His gun swung up, aiming right at my metal-encased heart.
“I told you. I don’t have time for threats or bad language.
I have orders and those orders are to bring you with us.
We’re already late. So...just walk out of that fortified front gate of yours and accept that you are, and always will be, the property of Brimstone Industries. ”
I grinned and spread my arms, exposing my heart to his gun. “You might as well kill me then, because I will never bow to you bastards again.”
“Pity.” Arching his chin, he ordered his men, “Go on, then. Shoot.”
I tensed for the shot—
“WAIT!” Rook flung herself in front of me, her nightgown flapping like a white flag of surrender.
I lunged, snatching her around the middle and spinning around. “What the hell are you doing?!” I shielded her with my body even as the world spun from the effort. “I told you to stay inside!”

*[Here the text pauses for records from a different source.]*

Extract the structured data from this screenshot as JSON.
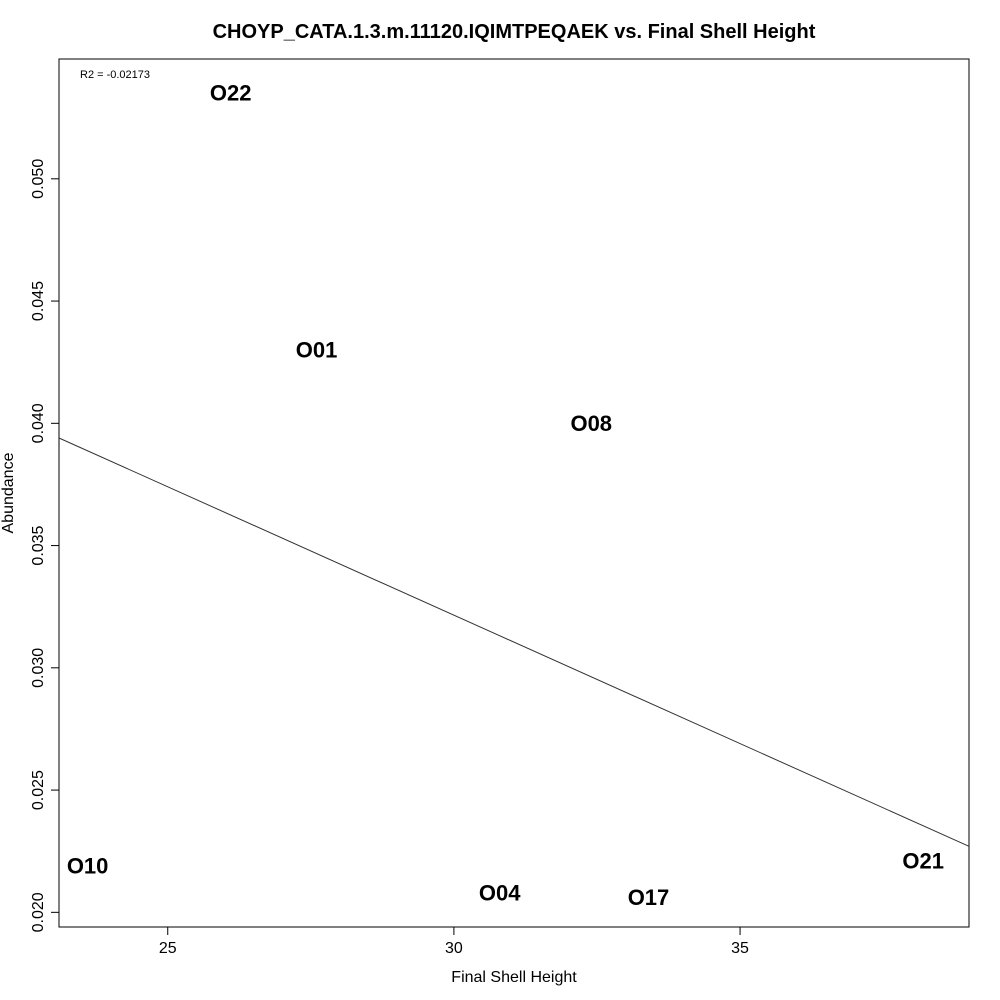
{
  "chart_data": {
    "type": "scatter",
    "title": "CHOYP_CATA.1.3.m.11120.IQIMTPEQAEK vs. Final Shell Height",
    "xlabel": "Final Shell Height",
    "ylabel": "Abundance",
    "xlim": [
      23.1,
      39.0
    ],
    "ylim": [
      0.0194,
      0.0549
    ],
    "xticks": [
      25,
      30,
      35
    ],
    "xtick_labels": [
      "25",
      "30",
      "35"
    ],
    "yticks": [
      0.02,
      0.025,
      0.03,
      0.035,
      0.04,
      0.045,
      0.05
    ],
    "ytick_labels": [
      "0.020",
      "0.025",
      "0.030",
      "0.035",
      "0.040",
      "0.045",
      "0.050"
    ],
    "points": [
      {
        "label": "O22",
        "x": 26.1,
        "y": 0.0535
      },
      {
        "label": "O01",
        "x": 27.6,
        "y": 0.043
      },
      {
        "label": "O08",
        "x": 32.4,
        "y": 0.04
      },
      {
        "label": "O10",
        "x": 23.6,
        "y": 0.0219
      },
      {
        "label": "O04",
        "x": 30.8,
        "y": 0.0208
      },
      {
        "label": "O17",
        "x": 33.4,
        "y": 0.0206
      },
      {
        "label": "O21",
        "x": 38.2,
        "y": 0.0221
      }
    ],
    "fit_line": {
      "x": [
        23.1,
        39.0
      ],
      "y": [
        0.0394,
        0.0227
      ]
    },
    "annotation": "R2 = -0.02173",
    "grid": false,
    "legend": "none"
  }
}
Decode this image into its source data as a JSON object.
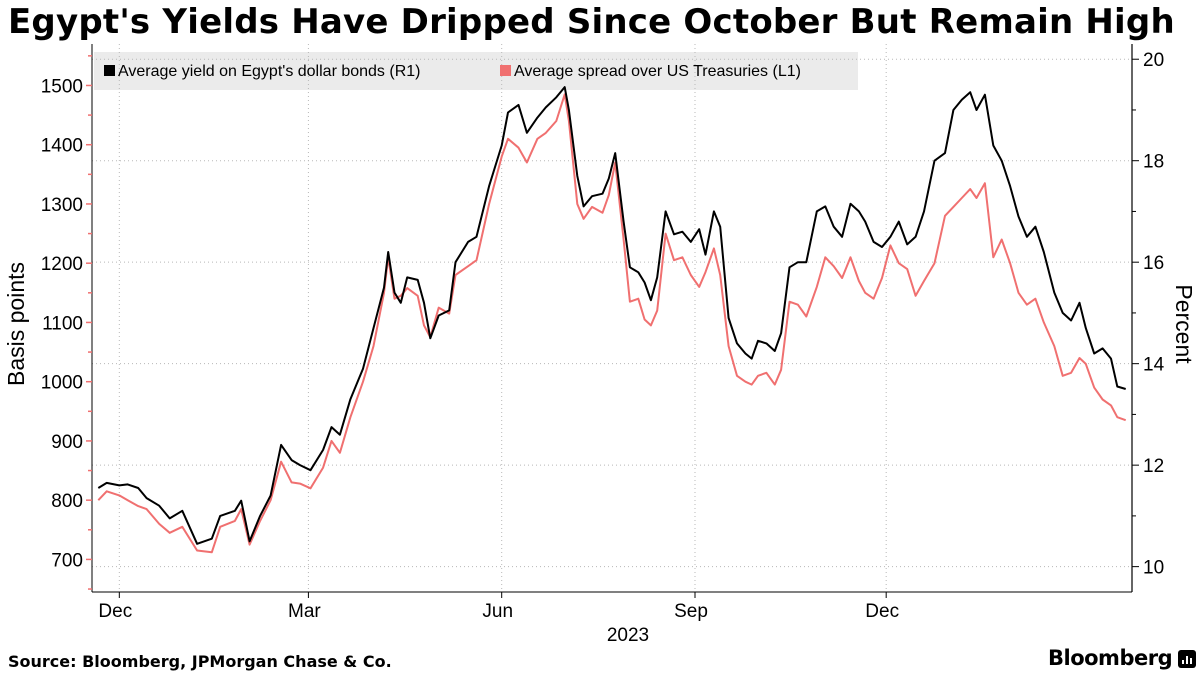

“And I told you I’d never let you die on me again!” She fought my grip, clawing at my arm. The bond crackled—raw, desperate.
The fear of losing her crucified me.
And I couldn’t do it.
Grabbing Rook’s wrist, I locked her behind me as I turned to face the men and flung myself wide open, begging the fire to return, hoping for the barest smidgen of power.
Every primal instinct howled to destroy. To tap into these bastards’ lifeforce. To suck out their energy and leave them nothing more than shrivelled husks.
But nothing answered.
I was nothing more than a sickly human...
And had absolutely no idea how to fix any of this.